Auto racing, broadcasting legend Ken Squier returns to Thunder Road from bout with COVID-19

Local News

The cry of ‘start your engines’ is familiar at racetracks worldwide. ‘Start your vaccinations’ definitely isn’t, but racing fans could both start and finish their effort to get inoculated at Thunder Road in Barre before Friday evening’s schedule of stock car races began.

The walk-in vaccination clinic also wasn’t the only noteworthy event at the track with a coronavirus connection. NASCAR Hall of Fame member and Vermont broadcasting icon Ken Squier returned to Thunder Road after being diagnosed with COVID-19 last November.

“Yeah, I had fun with it; that’s for sure,” he said. “Not much fun! But the point is — the opportunity for Thunder Road to rise and shine for this occasion. It’s pretty special, and they’ve had a wonderful congregation out in front.”
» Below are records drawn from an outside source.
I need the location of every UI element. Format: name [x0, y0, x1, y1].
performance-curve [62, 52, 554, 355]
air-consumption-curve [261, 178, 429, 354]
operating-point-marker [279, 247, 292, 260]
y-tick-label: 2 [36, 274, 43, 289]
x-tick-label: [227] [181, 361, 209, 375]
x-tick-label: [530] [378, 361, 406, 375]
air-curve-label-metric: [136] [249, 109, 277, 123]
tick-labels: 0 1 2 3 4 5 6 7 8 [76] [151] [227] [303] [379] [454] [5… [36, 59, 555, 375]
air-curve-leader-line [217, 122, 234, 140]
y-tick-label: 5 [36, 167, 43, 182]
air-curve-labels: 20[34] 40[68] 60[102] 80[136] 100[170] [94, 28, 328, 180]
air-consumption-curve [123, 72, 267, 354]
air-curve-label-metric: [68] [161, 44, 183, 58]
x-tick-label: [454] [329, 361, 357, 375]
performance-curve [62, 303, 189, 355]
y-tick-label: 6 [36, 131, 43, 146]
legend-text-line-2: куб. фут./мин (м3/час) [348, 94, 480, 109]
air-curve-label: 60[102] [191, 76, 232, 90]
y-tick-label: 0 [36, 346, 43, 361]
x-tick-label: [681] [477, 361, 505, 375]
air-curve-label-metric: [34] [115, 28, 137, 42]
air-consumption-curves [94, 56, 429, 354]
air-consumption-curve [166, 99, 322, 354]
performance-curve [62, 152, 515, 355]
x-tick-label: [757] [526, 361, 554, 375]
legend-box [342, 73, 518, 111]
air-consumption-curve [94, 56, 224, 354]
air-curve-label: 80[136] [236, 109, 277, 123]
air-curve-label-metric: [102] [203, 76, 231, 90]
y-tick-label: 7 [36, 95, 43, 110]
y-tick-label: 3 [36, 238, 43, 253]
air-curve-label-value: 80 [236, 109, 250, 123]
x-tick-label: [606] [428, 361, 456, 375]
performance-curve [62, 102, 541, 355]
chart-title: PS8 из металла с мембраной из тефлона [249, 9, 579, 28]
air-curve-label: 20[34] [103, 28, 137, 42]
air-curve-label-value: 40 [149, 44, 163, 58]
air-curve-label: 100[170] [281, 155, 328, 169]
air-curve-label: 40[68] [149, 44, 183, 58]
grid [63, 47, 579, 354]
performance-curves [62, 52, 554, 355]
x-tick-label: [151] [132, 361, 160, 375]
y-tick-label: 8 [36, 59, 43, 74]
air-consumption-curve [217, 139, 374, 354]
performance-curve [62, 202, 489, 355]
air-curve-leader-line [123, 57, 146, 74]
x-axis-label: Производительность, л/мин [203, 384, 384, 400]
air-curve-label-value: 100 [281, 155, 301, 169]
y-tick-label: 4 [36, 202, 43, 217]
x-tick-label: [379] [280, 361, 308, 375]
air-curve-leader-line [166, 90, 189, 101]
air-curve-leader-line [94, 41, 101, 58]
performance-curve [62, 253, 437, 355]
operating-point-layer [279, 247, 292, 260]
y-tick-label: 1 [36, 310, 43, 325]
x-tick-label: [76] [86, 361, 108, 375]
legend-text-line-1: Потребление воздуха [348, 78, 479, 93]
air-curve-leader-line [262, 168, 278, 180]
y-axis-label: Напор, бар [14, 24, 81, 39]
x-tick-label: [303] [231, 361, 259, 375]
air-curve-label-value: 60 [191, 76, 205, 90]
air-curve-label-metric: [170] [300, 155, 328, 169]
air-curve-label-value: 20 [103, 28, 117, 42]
Over the course of the 1970s, Squier essentially wrote the book on how to present stock car racing to a national audience on both radio and television. Before that, though, he founded Thunder Road in 1960 — and still owned it as recently as 2017.

“These guys are doing such a great job with this track,” Squier said. “It’s never looked better. They keep spending their money on things that a lot of people can’t see, but the experts — the regular fans — they know the difference.”

He also had kind words for Vermont Gov. Phil Scott. The former Thunder Road end-of-season track champion caught up with Squier while visiting and encouraging the emergency medical services crews conducting the vaccination clinic at the track.

“It’s wonderful to think that Thunder Road can play a small part, perhaps,” Squier said. “It was his idea to have Thunder Road have a night to fight this pandemic.”

Brattleboro-based Rescue, Inc. inoculated 31 people against the virus outside Thunder Road’s main entrance. The crews had 100 doses of the single-shot Johnson & Johnson vaccine on hand.

“We’ve been doing clinics all over the state of Vermont, and sometimes we find we get two or three people at a location and sometimes we feel a little disheartened,” Kris Johnston said. “But hey, it’s still two or three people that weren’t vaccinated this morning.”

The people who were getting vaccinated were a bit bashful. No one wished to speak with us on camera.